Stewart's activities took their toll on his family life. His wife, Margaret, left him and moved to Auckland, where she ran a boarding house for many years. She died in Grey Lynn on 28 July 1914 aged 81 years. When Stewart returned to Katikati in 1888 he went to live, not on his own farm, Mount Stewart, but at Martray with his widowed mother. In 1888 he brought Alice Amelia Ellen Hagerty, also known as Alice Stein, out from England to be his housekeeper at Martray. Some 30 years later on 11 October 1917 they were married at Katikati. They are said to have had a son and a daughter.
Stewart was much involved in local affairs in Tauranga. After a close-run but unsuccessful bid for a parliamentary seat in 1881 he turned to local politics, and was elected first mayor of the new borough of Tauranga in March 1882. He purchased the Bay of Plenty Times in 1879, and was connected with the paper until 1887. He was the first chairman of the Katikati Highway Board and of the Katikati District School Committee, and also served on the Tauranga County Council (of which he was chairman for several years), the Bay of Plenty Hospital and Charitable Aid Board, the Katikati Cemetery Board of Trustees and the Katikati Railway League. At the age of 82 he became chairman of the Tauranga Harbour Board. Stewart was a justice of the peace in County Tyrone and in New Zealand. He was made an OBE in 1918.
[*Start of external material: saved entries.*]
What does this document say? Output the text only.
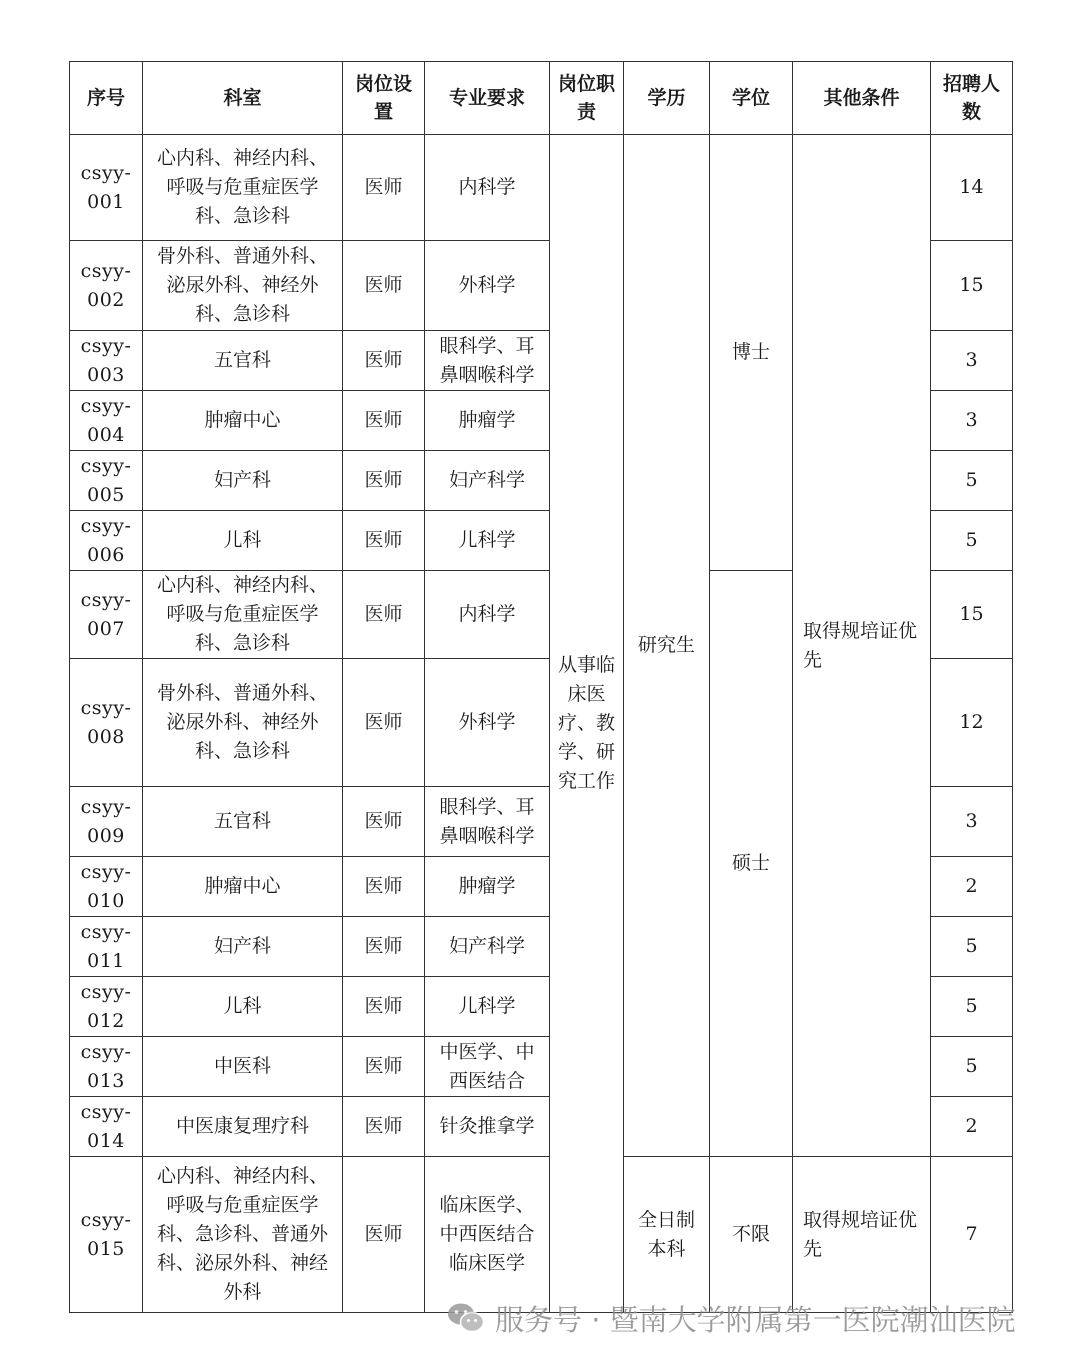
序号	科室	岗位设置	专业要求	岗位职责	学历	学位	其他条件	招聘人数
csyy-001	心内科、神经内科、呼吸与危重症医学科、急诊科	医师	内科学	从事临床医疗、教学、研究工作	研究生	博士	取得规培证优先	14
csyy-002	骨外科、普通外科、泌尿外科、神经外科、急诊科	医师	外科学					15
csyy-003	五官科	医师	眼科学、耳鼻咽喉科学					3
csyy-004	肿瘤中心	医师	肿瘤学					3
csyy-005	妇产科	医师	妇产科学					5
csyy-006	儿科	医师	儿科学					5
csyy-007	心内科、神经内科、呼吸与危重症医学科、急诊科	医师	内科学			硕士		15
csyy-008	骨外科、普通外科、泌尿外科、神经外科、急诊科	医师	外科学					12
csyy-009	五官科	医师	眼科学、耳鼻咽喉科学					3
csyy-010	肿瘤中心	医师	肿瘤学					2
csyy-011	妇产科	医师	妇产科学					5
csyy-012	儿科	医师	儿科学					5
csyy-013	中医科	医师	中医学、中西医结合					5
csyy-014	中医康复理疗科	医师	针灸推拿学					2
csyy-015	心内科、神经内科、呼吸与危重症医学科、急诊科、普通外科、泌尿外科、神经外科	医师	临床医学、中西医结合临床医学		全日制本科	不限	取得规培证优先	7
服务号 · 暨南大学附属第一医院潮汕医院
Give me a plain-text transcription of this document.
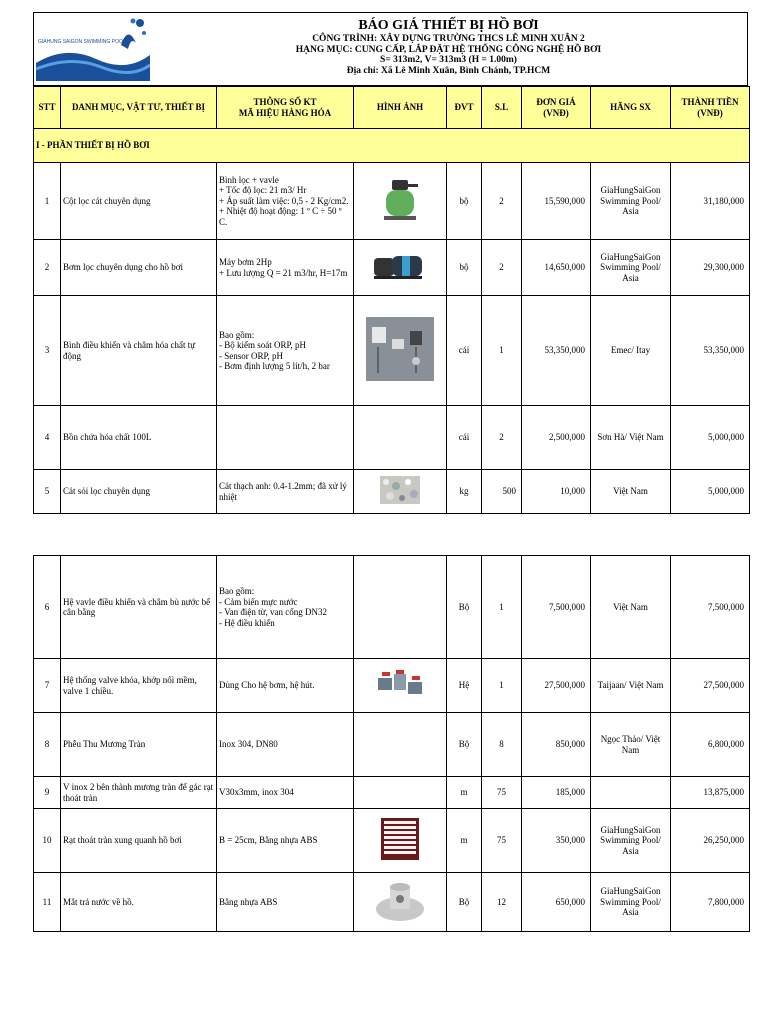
GIAHUNG SAIGON SWIMMING POOL
BÁO GIÁ THIẾT BỊ HỒ BƠI
CÔNG TRÌNH: XÂY DỰNG TRƯỜNG THCS LÊ MINH XUÂN 2
HẠNG MỤC: CUNG CẤP, LẮP ĐẶT HỆ THỐNG CÔNG NGHỆ HỒ BƠI
S= 313m2, V= 313m3 (H = 1.00m)
Địa chỉ: Xã Lê Minh Xuân, Bình Chánh, TP.HCM
STT	DANH MỤC, VẬT TƯ, THIẾT BỊ	THÔNG SỐ KT
MÃ HIỆU HÀNG HÓA	HÌNH ẢNH	ĐVT	S.L	ĐƠN GIÁ
(VNĐ)	HÃNG SX	THÀNH TIỀN
(VNĐ)
I - PHẦN THIẾT BỊ HỒ BƠI								
1	Cột lọc cát chuyên dụng	Bình lọc + vavle
+ Tốc độ lọc: 21 m3/ Hr
+ Áp suất làm việc: 0,5 - 2 Kg/cm2.
+ Nhiệt độ hoạt động: 1 º C ÷ 50 º C.		bộ	2	15,590,000	GiaHungSaiGon Swimming Pool/ Asia	31,180,000
2	Bơm lọc chuyên dụng cho hồ bơi	Máy bơm 2Hp
+ Lưu lượng Q = 21 m3/hr, H=17m		bộ	2	14,650,000	GiaHungSaiGon Swimming Pool/ Asia	29,300,000
3	Bình điều khiển và châm hóa chất tự động	Bao gồm:
- Bộ kiểm soát ORP, pH
- Sensor ORP, pH
- Bơm định lượng 5 lít/h, 2 bar		cái	1	53,350,000	Emec/ Itay	53,350,000
4	Bồn chứa hóa chất 100L			cái	2	2,500,000	Sơn Hà/ Việt Nam	5,000,000
5	Cát sỏi lọc chuyên dụng	Cát thạch anh: 0.4-1.2mm; đã xử lý nhiệt		kg	500	10,000	Việt Nam	5,000,000
6	Hệ vavle điều khiển và châm bù nước bể cân bằng	Bao gồm:
- Cảm biến mực nước
- Van điện từ, van cổng DN32
- Hệ điều khiển		Bộ	1	7,500,000	Việt Nam	7,500,000
7	Hệ thống valve khóa, khớp nối mềm, valve 1 chiều.	Dùng Cho hệ bơm, hệ hút.		Hệ	1	27,500,000	Taijaan/ Việt Nam	27,500,000
8	Phễu Thu Mương Tràn	Inox 304, DN80		Bộ	8	850,000	Ngọc Thảo/ Việt Nam	6,800,000
9	V inox 2 bên thành mương tràn để gác rạt thoát tràn	V30x3mm, inox 304		m	75	185,000		13,875,000
10	Rạt thoát tràn xung quanh hồ bơi	B = 25cm, Bằng nhựa ABS		m	75	350,000	GiaHungSaiGon Swimming Pool/ Asia	26,250,000
11	Mắt trả nước về hồ.	Bằng nhựa ABS		Bộ	12	650,000	GiaHungSaiGon Swimming Pool/ Asia	7,800,000
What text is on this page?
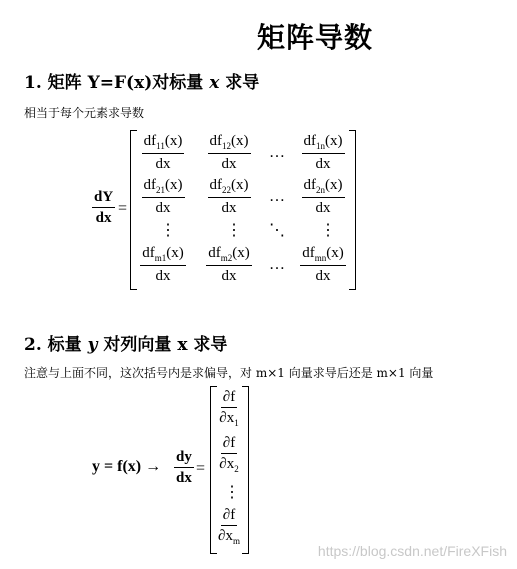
矩阵导数
1. 矩阵 Y=F(x)对标量 x 求导
相当于每个元素求导数
$\frac{dY}{dx}$ =
$\frac{df_{11}(x)}{dx} \frac{df_{12}(x)}{dx}$ … $\frac{df_{1n}(x)}{dx}$
$\frac{df_{21}(x)}{dx} \frac{df_{22}(x)}{dx}$ … $\frac{df_{2n}(x)}{dx}$
⋮	⋮ ⋱ ⋮
$\frac{df_{m1}(x)}{dx} \frac{df_{m2}(x)}{dx}$ … $\frac{df_{mn}(x)}{dx}$
2. 标量 y 对列向量 x 求导
注意与上面不同，这次括号内是求偏导，对 m×1 向量求导后还是 m×1 向量
$y = f(x) \to \frac{dy}{dx}$ =
$\frac{\partial f}{\partial x_1}$
$\frac{\partial f}{\partial x_2}$
⋮
$\frac{\partial f}{\partial x_m}$
https://blog.csdn.net/FireXFish
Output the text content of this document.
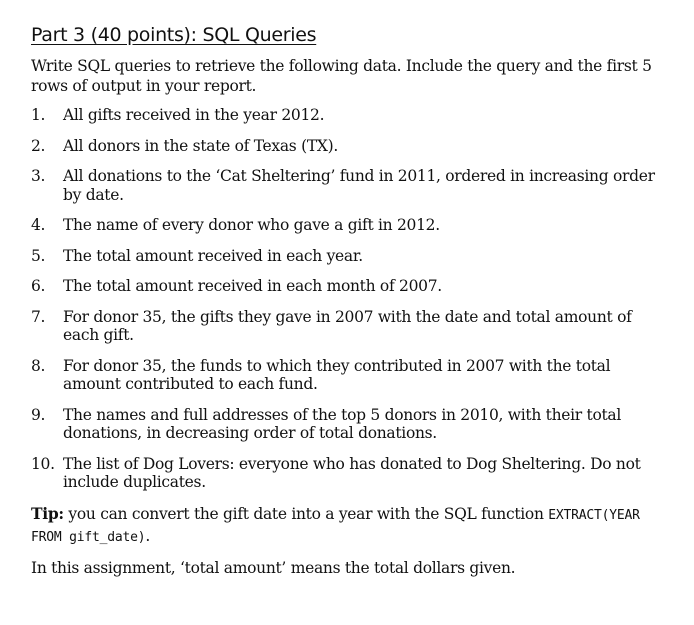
Part 3 (40 points): SQL Queries

Write SQL queries to retrieve the following data. Include the query and the first 5 rows of output in your report.

1.	All gifts received in the year 2012.
2.	All donors in the state of Texas (TX).
3.	All donations to the ‘Cat Sheltering’ fund in 2011, ordered in increasing order by date.
4.	The name of every donor who gave a gift in 2012.
5.	The total amount received in each year.
6.	The total amount received in each month of 2007.
7.	For donor 35, the gifts they gave in 2007 with the date and total amount of each gift.
8.	For donor 35, the funds to which they contributed in 2007 with the total amount contributed to each fund.
9.	The names and full addresses of the top 5 donors in 2010, with their total donations, in decreasing order of total donations.
10. The list of Dog Lovers: everyone who has donated to Dog Sheltering. Do not include duplicates.

Tip: you can convert the gift date into a year with the SQL function EXTRACT(YEAR FROM gift_date).

In this assignment, ‘total amount’ means the total dollars given.
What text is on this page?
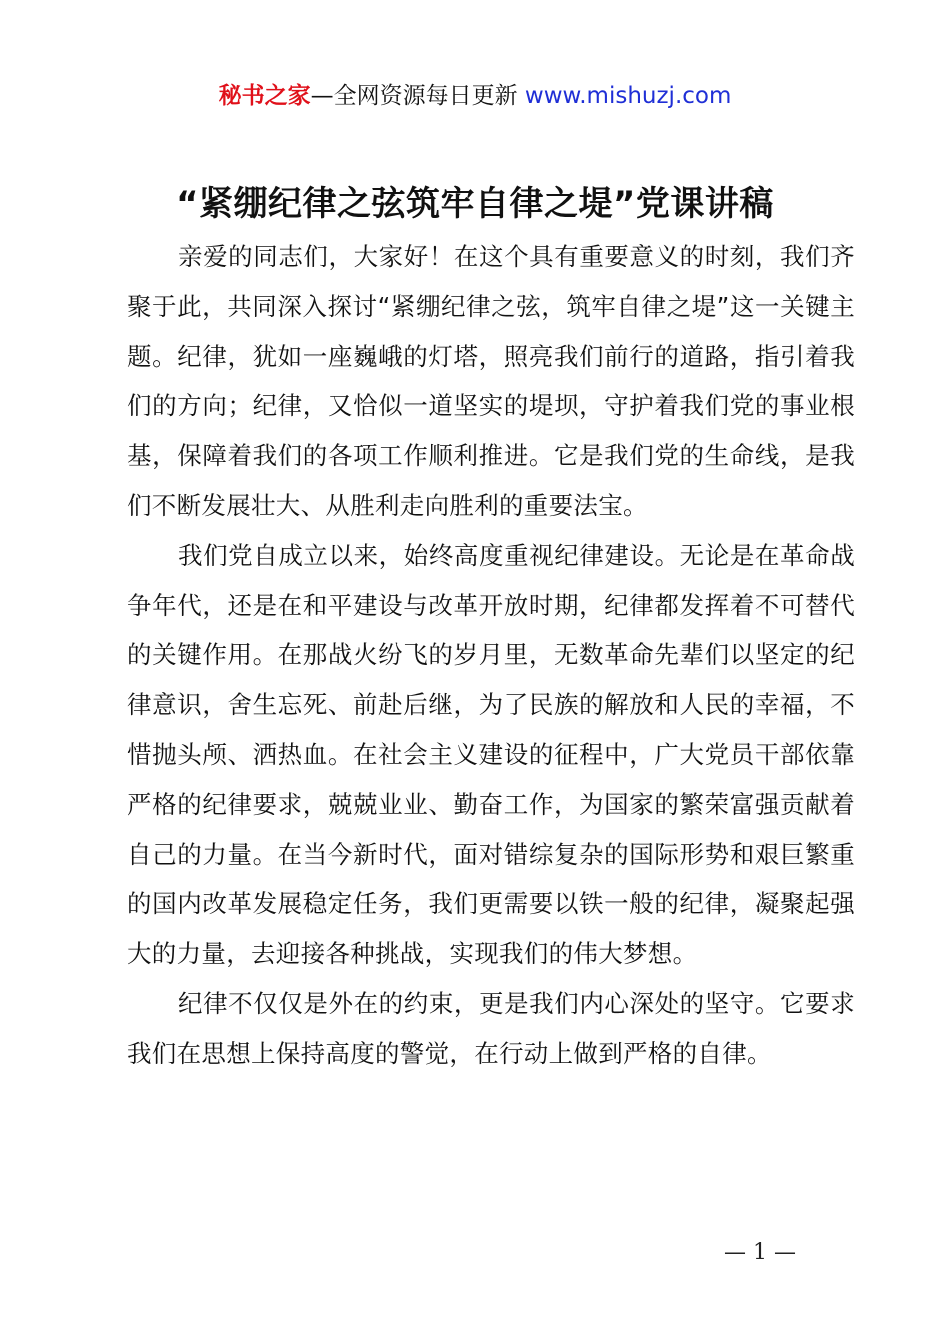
秘书之家—全网资源每日更新 www.mishuzj.com
“紧绷纪律之弦筑牢自律之堤”党课讲稿

亲爱的同志们，大家好！在这个具有重要意义的时刻，我们齐聚于此，共同深入探讨“紧绷纪律之弦，筑牢自律之堤”这一关键主题。纪律，犹如一座巍峨的灯塔，照亮我们前行的道路，指引着我们的方向；纪律，又恰似一道坚实的堤坝，守护着我们党的事业根基，保障着我们的各项工作顺利推进。它是我们党的生命线，是我们不断发展壮大、从胜利走向胜利的重要法宝。

我们党自成立以来，始终高度重视纪律建设。无论是在革命战争年代，还是在和平建设与改革开放时期，纪律都发挥着不可替代的关键作用。在那战火纷飞的岁月里，无数革命先辈们以坚定的纪律意识，舍生忘死、前赴后继，为了民族的解放和人民的幸福，不惜抛头颅、洒热血。在社会主义建设的征程中，广大党员干部依靠严格的纪律要求，兢兢业业、勤奋工作，为国家的繁荣富强贡献着自己的力量。在当今新时代，面对错综复杂的国际形势和艰巨繁重的国内改革发展稳定任务，我们更需要以铁一般的纪律，凝聚起强大的力量，去迎接各种挑战，实现我们的伟大梦想。

纪律不仅仅是外在的约束，更是我们内心深处的坚守。它要求我们在思想上保持高度的警觉，在行动上做到严格的自律。

— 1 —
Stewart was an exceptionally able man with imagination, drive and determination. He had a flair for organising potentially lucrative business ventures. He had a great understanding of, and love for, the political scene, yet although he strove for national prominence his achievements remained on a local level. His restless ambition left many of his plans unconsolidated, while he took opposition too much to heart and made more enemies than was necessary. He lacked the capacity to win devotion, and so made acquaintances rather than friends. Nevertheless, it was freely admitted that he got more money for the Bay of Plenty from central government than all its parliamentary representatives put together. On a national level, his individual contribution to colonisation was outstanding.
George Vesey Stewart died in Rotorua on 3 March 1920, and is buried in the Katikati cemetery beside his second wife, Alice, who died on 30 April 1930 aged 74 years. A memorial to the founder of the Katikati settlement was unveiled in the Uretara domain, Katikati, on 25 April 1922 by Sir William Herries.